Under the new rules, the IRS can audit partnerships at the entity level and require the entity to pay the imputed underpayment, which is determined using the highest individual or corporate rate of tax.  Upon completion of the audit, the IRS will send a “notice of proposed partnership adjustment,” after which the entity will have 270 days to seek adjustments. Upon receipt of the final audit adjustment notice, the entity will have 45 days to elect out of the entity-level tax and 90 days to petition for a readjustment.  To elect out of the entity-level tax, the entity must furnish each partner with a statement of the partner’s share of the adjustment, and the partners will be responsible for paying their respective shares of the assessed tax.  If the entity makes this election, interest on the imputed underpayment increases from 3% to 5%.  The entity owners will be bound by the adjustments shown on the statements they receive; there is no provision for administrative or judicial recourse for partners.

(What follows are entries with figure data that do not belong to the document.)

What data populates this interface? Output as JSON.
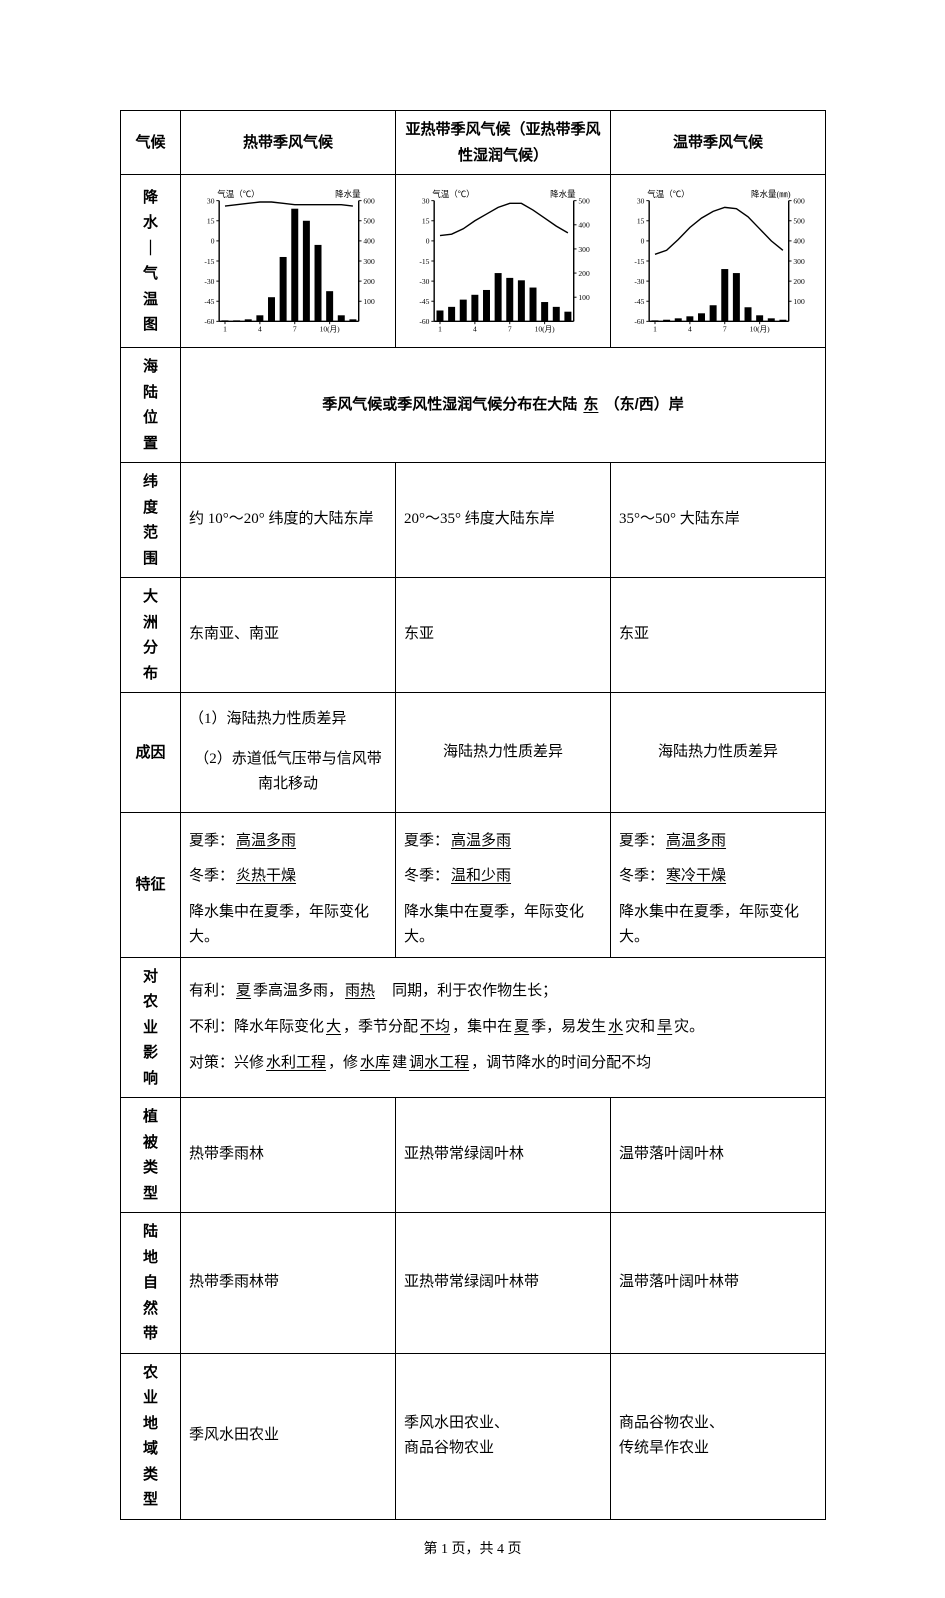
{
  "header": {
    "row_label_climate": "气候",
    "col1": "热带季风气候",
    "col2": "亚热带季风气候（亚热带季风性湿润气候）",
    "col3": "温带季风气候"
  },
  "chart_row_label": [
    "降",
    "水",
    "｜",
    "气",
    "温",
    "图"
  ],
  "charts": {
    "temp_label": "气温（℃）",
    "precip_label": "降水量",
    "precip_label_alt": "降水量(㎜)",
    "tropical": {
      "temp_ticks": [
        30,
        15,
        0,
        -15,
        -30,
        -45,
        -60
      ],
      "precip_ticks": [
        600,
        500,
        400,
        300,
        200,
        100
      ],
      "temp_line": [
        26,
        27,
        28,
        29,
        29,
        28,
        27,
        27,
        27,
        27,
        27,
        26
      ],
      "bars": [
        5,
        5,
        10,
        30,
        120,
        320,
        560,
        500,
        380,
        150,
        30,
        10
      ],
      "x_ticks": [
        "1",
        "4",
        "7",
        "10(月)"
      ],
      "bg": "#ffffff",
      "line": "#000000",
      "bar": "#000000",
      "axis": "#000000",
      "ymax_p": 600
    },
    "subtropical": {
      "temp_ticks": [
        30,
        15,
        0,
        -15,
        -30,
        -45,
        -60
      ],
      "precip_ticks": [
        500,
        400,
        300,
        200,
        100
      ],
      "temp_line": [
        4,
        5,
        9,
        15,
        20,
        25,
        28,
        28,
        23,
        17,
        11,
        6
      ],
      "bars": [
        45,
        60,
        90,
        110,
        130,
        200,
        180,
        170,
        140,
        80,
        60,
        40
      ],
      "x_ticks": [
        "1",
        "4",
        "7",
        "10(月)"
      ],
      "bg": "#ffffff",
      "line": "#000000",
      "bar": "#000000",
      "axis": "#000000",
      "ymax_p": 500
    },
    "temperate": {
      "temp_ticks": [
        30,
        15,
        0,
        -15,
        -30,
        -45,
        -60
      ],
      "precip_ticks": [
        600,
        500,
        400,
        300,
        200,
        100
      ],
      "temp_line": [
        -10,
        -7,
        1,
        10,
        17,
        22,
        25,
        24,
        18,
        9,
        0,
        -7
      ],
      "bars": [
        5,
        8,
        15,
        25,
        40,
        80,
        260,
        240,
        70,
        30,
        15,
        8
      ],
      "x_ticks": [
        "1",
        "4",
        "7",
        "10(月)"
      ],
      "bg": "#ffffff",
      "line": "#000000",
      "bar": "#000000",
      "axis": "#000000",
      "ymax_p": 600
    }
  },
  "sea_land": {
    "label": "海陆位置",
    "text_pre": "季风气候或季风性湿润气候分布在大陆",
    "blank": "东",
    "text_post": "（东/西）岸"
  },
  "latitude": {
    "label": "纬度范围",
    "c1": "约 10°～20° 纬度的大陆东岸",
    "c2": "20°～35° 纬度大陆东岸",
    "c3": "35°～50° 大陆东岸"
  },
  "continent": {
    "label": "大洲分布",
    "c1": "东南亚、南亚",
    "c2": "东亚",
    "c3": "东亚"
  },
  "cause": {
    "label": "成因",
    "c1_l1": "（1）海陆热力性质差异",
    "c1_l2": "（2）赤道低气压带与信风带南北移动",
    "c2": "海陆热力性质差异",
    "c3": "海陆热力性质差异"
  },
  "features": {
    "label": "特征",
    "summer_label": "夏季：",
    "winter_label": "冬季：",
    "c1_summer": "高温多雨",
    "c1_winter": "炎热干燥",
    "c2_summer": "高温多雨",
    "c2_winter": "温和少雨",
    "c3_summer": "高温多雨",
    "c3_winter": "寒冷干燥",
    "common": "降水集中在夏季，年际变化大。"
  },
  "agri": {
    "label": "对农业影响",
    "line1_pre": "有利：",
    "line1_b1": "夏",
    "line1_mid1": "季高温多雨，",
    "line1_b2": "雨热",
    "line1_post": "　同期，利于农作物生长；",
    "line2_pre": "不利：降水年际变化",
    "line2_b1": "大",
    "line2_mid1": "，季节分配",
    "line2_b2": "不均",
    "line2_mid2": "，集中在",
    "line2_b3": "夏",
    "line2_mid3": "季，易发生",
    "line2_b4": "水",
    "line2_mid4": "灾和",
    "line2_b5": "旱",
    "line2_post": "灾。",
    "line3_pre": "对策：兴修",
    "line3_b1": "水利工程",
    "line3_mid1": "，修",
    "line3_b2": "水库",
    "line3_mid2": "建",
    "line3_b3": "调水工程",
    "line3_post": "，调节降水的时间分配不均"
  },
  "veg": {
    "label": "植被类型",
    "c1": "热带季雨林",
    "c2": "亚热带常绿阔叶林",
    "c3": "温带落叶阔叶林"
  },
  "zone": {
    "label": "陆地自然带",
    "c1": "热带季雨林带",
    "c2": "亚热带常绿阔叶林带",
    "c3": "温带落叶阔叶林带"
  },
  "agtype": {
    "label": "农业地域类型",
    "c1": "季风水田农业",
    "c2": "季风水田农业、\n商品谷物农业",
    "c3": "商品谷物农业、\n传统旱作农业"
  },
  "footer": "第 1 页，共 4 页"
}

In addition to changing the procedure for audits of partnerships, the new rules also change how the entities are represented in the audit process.  The TMP is replaced by the “partnership representative” (PR).  Whereas the TMP had to be an owner of the entity it represented, the PR need not be, though he, she, or it must have a “substantial presence” in the United States.  If the PR is an entity, there must be a designated individual through whom the PR will act.  Perhaps most importantly, while the TMP could bind the partnership, it could not bind any partner with regard to audit results.  The PR, however, has sole authority to bind the partnership.  The partnership and all of its partners will be bound by the decisions the PR makes in the audit proceedings.  If an entity failed to designate a TMP for a particular year, that role would fall to the partner with the largest profits interest at the close of the taxable year.  If an entity fails to designate a PR, the IRS may select “any person” to fill the vacancy.

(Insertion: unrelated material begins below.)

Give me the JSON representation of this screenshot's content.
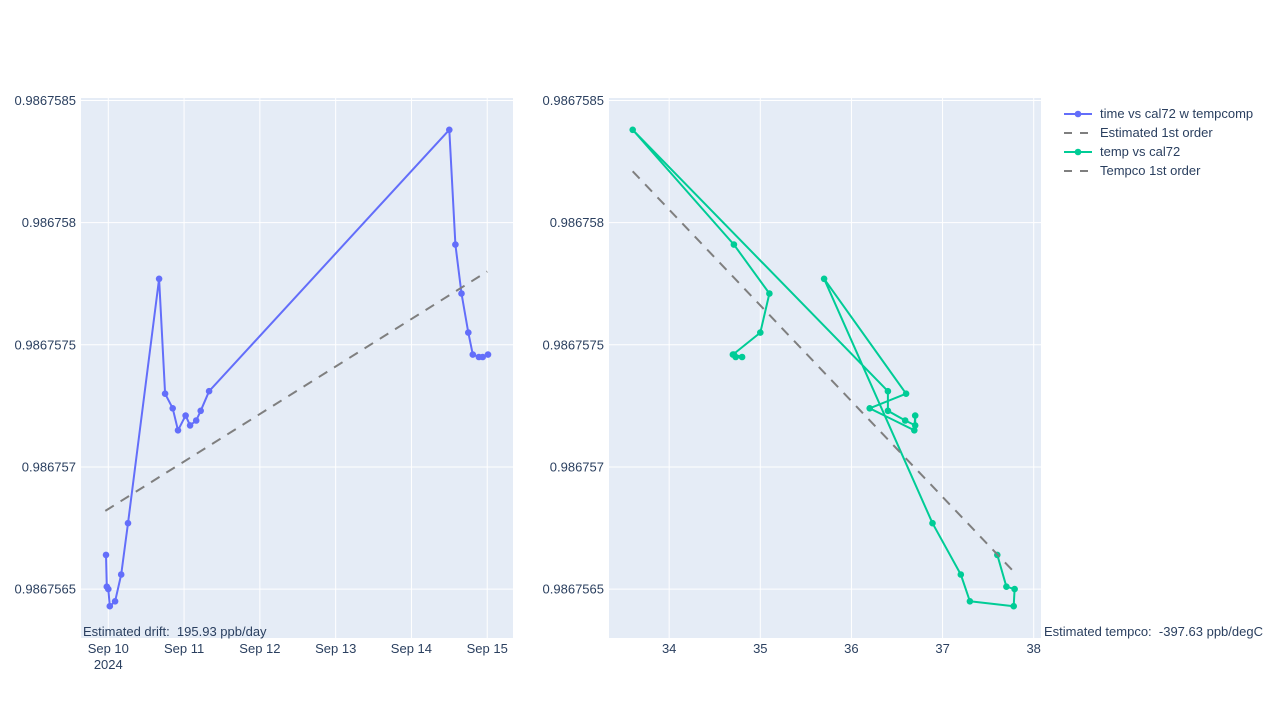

Certain entities will be able to opt out of the new rules.  Opting out is available if the entity has not more than 100 owners, each of whom is an “eligible partner.”  An eligible partner is an individual, a C corporation, an S corporation, an estate of a decedent, and certain foreign entities.  If any owner of an entity is a disregarded entity, a partnership, a limited liability company, a trust, or an ineligible foreign entity, it cannot opt out of the new rules.  If an entity is able to opt out, it must make an annual election to do so and must provide the name, tax identification number, and tax classification of each owner.  The partnership must notify each partner of the election within 30 days.  If an entity is eligible to opt out and properly elects to do so, the IRS cannot audit the entity in a unified proceeding.  Instead, it must initiate audits of each partner and will be able to collect the assessed tax from such partners.

In light of the new audit rules, partnerships, limited liability companies, and S corporations should consider revisiting their governing documents.  Such entities will want to make sure that their governing documents address, for example, how the PR is chosen and provide that the entity have a PR at all times.  Partners may want to require in the governing documents that the PR give all partners notice of an audit and should consider whether the PR must put audit matters to a vote of the partnership.  In addition, because an audit assessment may relate to a prior year in which ownership of the partnership was different, governing documents should require all partners to be liable for audit assessments for their years of ownership, even after they have left the partnership.